The new vaccine mandate applies to the entire municipal workforce, including all members of the NYPD, FDNY and Sanitation Department. Mandates had been in place previously for all Department of Education and New York City Health + Hospitals workers since September.
Under the new mandate, all New York City workers must have received at least one dose of the COVID-19 vaccine before 5 p.m. Friday, Oct. 29. Any unvaccinated worker after that time will be placed on unpaid leave until they show proof of vaccination to their supervisor.
“There is no greater privilege than serving the people of New York City, and that privilege comes with a responsibility to keep yourself and your community safe,” said de Blasio. “We have led the way against COVID-19 – from fighting for the right to vaccinate frontline workers, to providing nation-leading incentives, to creating the Key to NYC mandate. As we continue our recovery for all of us, city workers have been a daily inspiration. Now is the time for them to show their city the path out of this pandemic once and for all.”
The city’s also sweetening the pot for municipal workers who might still be hesitant to get the COVID-19 vaccine — offering a $500 bonus if these workers get their first dose at a city-run vaccination site before 5 p.m. on Oct. 29.
The situation’s a little different for the Corrections Department, which is scrambling to address safety issues on Rikers Island. While all civilian corrections employees and uniformed members assigned to healthcare settings are subject to the new mandate, other uniformed corrections workers are subject to the mandate as of Dec. 1.
Vaccine mandates, the mayor has previously said, have helped convince hesitant New Yorkers to get the shot. After mandates were issued in late September, vaccination rates for Department of Education and Health + Hospitals employees now stand at 96% and 95%, respectively.
By contrast, according to published reports, the vaccination rates for NYPD and FDNY employees, as of last week, stood at 69% and 59%, respectively. Officials with unions representing police officers and firefighters have resisted calls for a mandate, though they have encouraged their members to get the vaccine.

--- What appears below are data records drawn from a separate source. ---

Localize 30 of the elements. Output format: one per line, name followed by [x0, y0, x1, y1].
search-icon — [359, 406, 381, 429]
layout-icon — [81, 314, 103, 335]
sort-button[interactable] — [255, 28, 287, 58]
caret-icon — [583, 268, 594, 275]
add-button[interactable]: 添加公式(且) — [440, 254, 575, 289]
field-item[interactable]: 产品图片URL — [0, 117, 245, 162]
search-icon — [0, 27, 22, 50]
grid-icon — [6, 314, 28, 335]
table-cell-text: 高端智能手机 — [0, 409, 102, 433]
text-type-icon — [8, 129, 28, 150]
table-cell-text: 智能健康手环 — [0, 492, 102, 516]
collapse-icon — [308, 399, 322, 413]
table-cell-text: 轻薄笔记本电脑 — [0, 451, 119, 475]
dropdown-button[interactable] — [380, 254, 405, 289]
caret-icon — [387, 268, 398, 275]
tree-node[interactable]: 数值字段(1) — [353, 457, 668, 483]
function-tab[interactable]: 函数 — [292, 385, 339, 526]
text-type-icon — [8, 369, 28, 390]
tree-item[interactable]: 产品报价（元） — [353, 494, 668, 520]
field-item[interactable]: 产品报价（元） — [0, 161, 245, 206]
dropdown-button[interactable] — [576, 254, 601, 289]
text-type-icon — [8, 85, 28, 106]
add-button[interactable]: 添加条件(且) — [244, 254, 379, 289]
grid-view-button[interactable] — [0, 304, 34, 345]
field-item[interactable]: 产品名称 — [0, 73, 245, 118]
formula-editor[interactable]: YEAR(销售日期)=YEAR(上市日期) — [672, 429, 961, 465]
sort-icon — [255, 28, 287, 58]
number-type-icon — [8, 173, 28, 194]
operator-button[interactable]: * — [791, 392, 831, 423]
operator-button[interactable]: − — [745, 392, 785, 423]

Patrick Lynch, president of the Police Benevolent Association, threatened to take the city to court — alleging that vaccinations were a matter of personal choice.
“From the beginning of the de Blasio administration‘s haphazard vaccine rollout, we have fought to make the vaccine available to every member who chooses it, while also protecting their right to make that personal medical decision in consultation with their own doctor,” Lynch said in a statement. “Now that the city has moved to unilaterally impose a mandate, we will proceed with legal action to protect our members’ rights.”
The de Blasio Administration indicated that it would begin impact bargaining with the affected unions immediately.